The Specials is an ongoing series of interviews with the unsung heroes of hospitality — from managers, waiters and sommeliers to dishwashers, farmers and foragers.
Ewa Janowska is the general manager at Cadence and The Sixteen Twelve, two modern, health-forward restaurants in Copenhagen which serve “next-level brunch”. Originally from Poland, she spent seven years at Cock’s & Cows, a Danish gourmet burger chain, where she was a restaurant manager and a brand ambassador.
I was originally going to be a lawyer in Poland. I dropped out of law school and went to live in Copenhagen with my boyfriend and he persuaded me to go into hospitality. After we’d hosted some parties, he said: “You're perfect for it, it's exactly what you should do.” We agreed that if I got into the programme I wanted, I would run a half-marathon. Eight years later, the half-marathon is still waiting for me.
Copenhagen is where I fell in love with the service industry. Restaurants here aren’t that uptight. As much as I like fine-dining restaurants, I'm more of a casual diner. After studying service hospitality and tourism management, my first job was at a restaurant called Cock's & Cows. I loved that you could be yourself and that your personality actually mattered as a server. I started as a waitress with few skills and my English wasn't the best, but they gave me the space and tools to grow and learn
When I joined Cadence in 2021, it was a steep learning curve. I went from a restaurant where we had a person for bookings and a person for HR to one where it was all me. I had to learn the law concerning salaries and sick days and so on, and I started working closely with all the systems we use, like the bookings platform and the POS system. I spent a month at our sister restaurant to learn their ways and to feel the vibe around brunch because that was also something new for me.

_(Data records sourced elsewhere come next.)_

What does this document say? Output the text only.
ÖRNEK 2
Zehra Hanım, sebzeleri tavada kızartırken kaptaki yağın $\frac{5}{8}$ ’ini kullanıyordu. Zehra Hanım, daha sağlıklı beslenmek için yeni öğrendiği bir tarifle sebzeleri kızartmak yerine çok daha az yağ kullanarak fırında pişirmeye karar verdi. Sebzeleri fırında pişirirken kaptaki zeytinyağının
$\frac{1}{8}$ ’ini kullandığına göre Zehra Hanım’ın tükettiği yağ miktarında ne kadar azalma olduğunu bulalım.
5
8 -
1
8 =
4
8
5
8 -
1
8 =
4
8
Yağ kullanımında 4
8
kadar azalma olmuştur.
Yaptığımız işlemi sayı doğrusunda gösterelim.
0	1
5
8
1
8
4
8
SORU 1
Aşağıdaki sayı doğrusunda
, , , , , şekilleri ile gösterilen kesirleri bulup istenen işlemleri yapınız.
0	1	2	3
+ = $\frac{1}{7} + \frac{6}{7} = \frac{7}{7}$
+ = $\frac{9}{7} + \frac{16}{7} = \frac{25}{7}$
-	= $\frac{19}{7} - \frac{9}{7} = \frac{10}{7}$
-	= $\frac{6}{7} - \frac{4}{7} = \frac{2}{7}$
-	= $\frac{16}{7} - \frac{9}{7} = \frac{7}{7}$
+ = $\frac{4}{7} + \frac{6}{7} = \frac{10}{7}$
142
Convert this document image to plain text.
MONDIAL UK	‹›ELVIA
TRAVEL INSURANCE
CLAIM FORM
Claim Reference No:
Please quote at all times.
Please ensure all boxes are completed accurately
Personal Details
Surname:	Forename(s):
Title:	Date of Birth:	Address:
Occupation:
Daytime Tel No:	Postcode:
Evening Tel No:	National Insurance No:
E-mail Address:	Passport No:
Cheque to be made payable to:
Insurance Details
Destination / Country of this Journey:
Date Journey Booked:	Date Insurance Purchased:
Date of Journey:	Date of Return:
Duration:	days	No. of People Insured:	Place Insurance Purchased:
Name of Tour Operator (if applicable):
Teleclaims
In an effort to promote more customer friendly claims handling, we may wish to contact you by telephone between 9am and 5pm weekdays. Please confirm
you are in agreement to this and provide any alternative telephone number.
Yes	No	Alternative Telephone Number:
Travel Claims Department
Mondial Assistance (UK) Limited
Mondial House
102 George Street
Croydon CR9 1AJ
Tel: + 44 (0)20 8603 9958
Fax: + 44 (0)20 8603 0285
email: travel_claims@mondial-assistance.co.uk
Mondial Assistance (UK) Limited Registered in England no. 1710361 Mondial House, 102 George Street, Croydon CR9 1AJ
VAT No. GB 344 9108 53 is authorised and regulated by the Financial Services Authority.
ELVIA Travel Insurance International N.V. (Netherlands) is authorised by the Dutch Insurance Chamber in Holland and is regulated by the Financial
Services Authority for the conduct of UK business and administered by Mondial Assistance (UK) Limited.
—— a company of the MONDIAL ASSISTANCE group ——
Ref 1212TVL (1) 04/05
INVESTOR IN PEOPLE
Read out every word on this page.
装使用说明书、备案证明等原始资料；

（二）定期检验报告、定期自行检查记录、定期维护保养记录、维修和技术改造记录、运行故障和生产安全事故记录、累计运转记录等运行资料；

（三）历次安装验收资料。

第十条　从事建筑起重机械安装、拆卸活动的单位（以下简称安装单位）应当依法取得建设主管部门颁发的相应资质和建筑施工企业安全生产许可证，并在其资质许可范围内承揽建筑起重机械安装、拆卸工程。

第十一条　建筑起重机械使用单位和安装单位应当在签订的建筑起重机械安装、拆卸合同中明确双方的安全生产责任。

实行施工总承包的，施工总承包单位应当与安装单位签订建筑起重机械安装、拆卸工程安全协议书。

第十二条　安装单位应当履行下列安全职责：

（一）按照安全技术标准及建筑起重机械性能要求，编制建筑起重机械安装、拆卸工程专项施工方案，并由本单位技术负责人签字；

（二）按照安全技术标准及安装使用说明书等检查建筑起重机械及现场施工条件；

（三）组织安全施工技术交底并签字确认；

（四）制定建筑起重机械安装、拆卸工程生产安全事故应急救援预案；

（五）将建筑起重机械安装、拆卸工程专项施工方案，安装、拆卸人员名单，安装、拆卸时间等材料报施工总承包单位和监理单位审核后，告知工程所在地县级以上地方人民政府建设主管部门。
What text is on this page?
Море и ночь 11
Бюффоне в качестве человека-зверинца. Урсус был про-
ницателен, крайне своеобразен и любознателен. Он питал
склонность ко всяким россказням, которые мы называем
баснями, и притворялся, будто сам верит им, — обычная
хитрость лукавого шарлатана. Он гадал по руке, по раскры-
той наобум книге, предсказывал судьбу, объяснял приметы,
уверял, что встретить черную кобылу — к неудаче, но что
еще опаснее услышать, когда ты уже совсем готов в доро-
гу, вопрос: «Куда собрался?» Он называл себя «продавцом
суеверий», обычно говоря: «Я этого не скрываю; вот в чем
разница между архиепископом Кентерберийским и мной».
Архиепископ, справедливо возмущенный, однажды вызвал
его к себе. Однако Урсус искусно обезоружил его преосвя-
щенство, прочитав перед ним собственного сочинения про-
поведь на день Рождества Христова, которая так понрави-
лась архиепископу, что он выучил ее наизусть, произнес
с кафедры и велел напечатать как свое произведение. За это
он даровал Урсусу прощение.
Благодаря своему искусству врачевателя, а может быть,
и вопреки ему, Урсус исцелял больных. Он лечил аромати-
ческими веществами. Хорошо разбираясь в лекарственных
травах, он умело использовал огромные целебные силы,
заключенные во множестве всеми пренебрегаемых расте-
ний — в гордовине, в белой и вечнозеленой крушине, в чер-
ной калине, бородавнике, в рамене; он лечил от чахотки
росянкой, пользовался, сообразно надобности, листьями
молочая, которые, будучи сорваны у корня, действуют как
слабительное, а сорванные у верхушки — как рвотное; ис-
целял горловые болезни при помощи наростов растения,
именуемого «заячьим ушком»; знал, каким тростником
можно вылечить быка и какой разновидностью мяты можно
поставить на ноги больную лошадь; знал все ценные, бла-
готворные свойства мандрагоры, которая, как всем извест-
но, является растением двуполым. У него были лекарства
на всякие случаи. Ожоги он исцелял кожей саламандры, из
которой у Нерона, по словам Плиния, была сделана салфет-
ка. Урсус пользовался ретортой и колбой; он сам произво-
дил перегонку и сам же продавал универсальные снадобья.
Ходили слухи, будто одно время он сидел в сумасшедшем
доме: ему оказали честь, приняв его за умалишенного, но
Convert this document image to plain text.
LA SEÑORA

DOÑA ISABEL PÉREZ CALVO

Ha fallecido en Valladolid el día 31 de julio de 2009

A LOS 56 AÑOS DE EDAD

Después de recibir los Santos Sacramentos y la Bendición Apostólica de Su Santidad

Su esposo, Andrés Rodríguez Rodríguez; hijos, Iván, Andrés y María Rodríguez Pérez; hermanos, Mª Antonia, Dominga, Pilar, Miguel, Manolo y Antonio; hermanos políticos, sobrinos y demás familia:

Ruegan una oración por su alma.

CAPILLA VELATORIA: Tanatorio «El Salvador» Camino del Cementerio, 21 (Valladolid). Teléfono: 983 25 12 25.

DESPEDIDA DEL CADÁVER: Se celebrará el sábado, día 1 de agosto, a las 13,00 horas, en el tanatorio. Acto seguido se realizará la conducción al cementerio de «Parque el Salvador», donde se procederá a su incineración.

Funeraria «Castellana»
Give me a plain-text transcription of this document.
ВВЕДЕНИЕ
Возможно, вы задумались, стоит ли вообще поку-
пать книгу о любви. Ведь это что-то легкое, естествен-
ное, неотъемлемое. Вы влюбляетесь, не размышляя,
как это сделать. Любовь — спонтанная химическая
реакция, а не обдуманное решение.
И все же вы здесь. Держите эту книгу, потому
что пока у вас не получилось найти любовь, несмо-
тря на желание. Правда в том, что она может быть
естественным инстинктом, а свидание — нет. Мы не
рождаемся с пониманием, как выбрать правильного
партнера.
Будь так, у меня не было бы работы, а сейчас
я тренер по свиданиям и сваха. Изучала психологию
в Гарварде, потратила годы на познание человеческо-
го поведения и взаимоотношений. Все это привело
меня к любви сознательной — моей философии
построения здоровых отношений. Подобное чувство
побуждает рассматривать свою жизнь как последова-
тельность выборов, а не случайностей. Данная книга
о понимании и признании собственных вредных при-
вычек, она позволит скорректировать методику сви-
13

At Cadence, we’re trying to take brunch to the next level. Our menu is a little different and needs more explanation. Guests are curious about it and ask lots of questions. So it’s important my team knows exactly what they’re serving and that they understand and can explain the dishes. Like, what fermentations are, why ingredients are “activated”, what cultured butter is and so on. That makes it much easier for guests. We don't have awkward situations, like “Hey, give me a second. I'm going to go ask my chef what the allergens are.”
I believe in leading by example. When we opened Cadence, I was here everyday, working with the guys and showing by doing. Nothing works better in this industry than just being with people and showing and explaining every move you’re making. If I ask someone to do something, I won’t say, “Hey, can you do this or that?” I’ll always try to give the reason behind it.
Having a network is gold in the service industry. I hired a couple of people I’d worked with before. I knew I could trust them and I knew how they worked and that they were going to bring a lot of value — especially at the beginning — so I could let them do what I know they're best at without having to teach them things. That meant I could focus on the rest of the team and build it in the way I wanted.
If you want to build a great team, focus on personality not experience. I can teach skills and I can develop a lot of things in my staff, but personality comes from them. During the recruitment process, I always focus on people — who they are and what they can bring to the table — not what they've done previously. And I try to lead the conversation in a relaxed and loose way, asking lots of personal questions, like “where do you go out in your free time” or “who is your favourite movie star?”
I've learned that everyone is different and has different motivation factors. I try to get to know my team not just as employees but as human beings. I want them to feel at home here, to come to work with smiles on their faces. And if they have a problem, they should't be afraid to talk to me about it. Keeping people curious and giving them responsibilities motivates them too. I always try to give my team responsibilities so they can develop their skills and get better.
My advice for anyone who wants a career in the industry is simple. Don’t aim for the highest position at first. Start low and go through all the positions if you can. You’ll learn about them all and be able to expect the best from your employees. I had some shifts as a dishwasher and, in that way, I really respect it. And I know how difficult it is. Going through all the steps will make you a better leader.
I chose this path because I love people — not only people as guests but as employees. That's why I'm curious about who my team members are and how I should adjust my leadership style to get the best out of them. When it comes to guests, you have it or you don’t. Either you love to please people and be around them or you don’t. I love seeing guests leave with huge smiles on their faces. It makes me smile, too. If someone comes in and says, “Hey, Eva, how are you today?”, there's no better feeling.
As told to Superb. The transcript has been lightly edited for clarity and concision.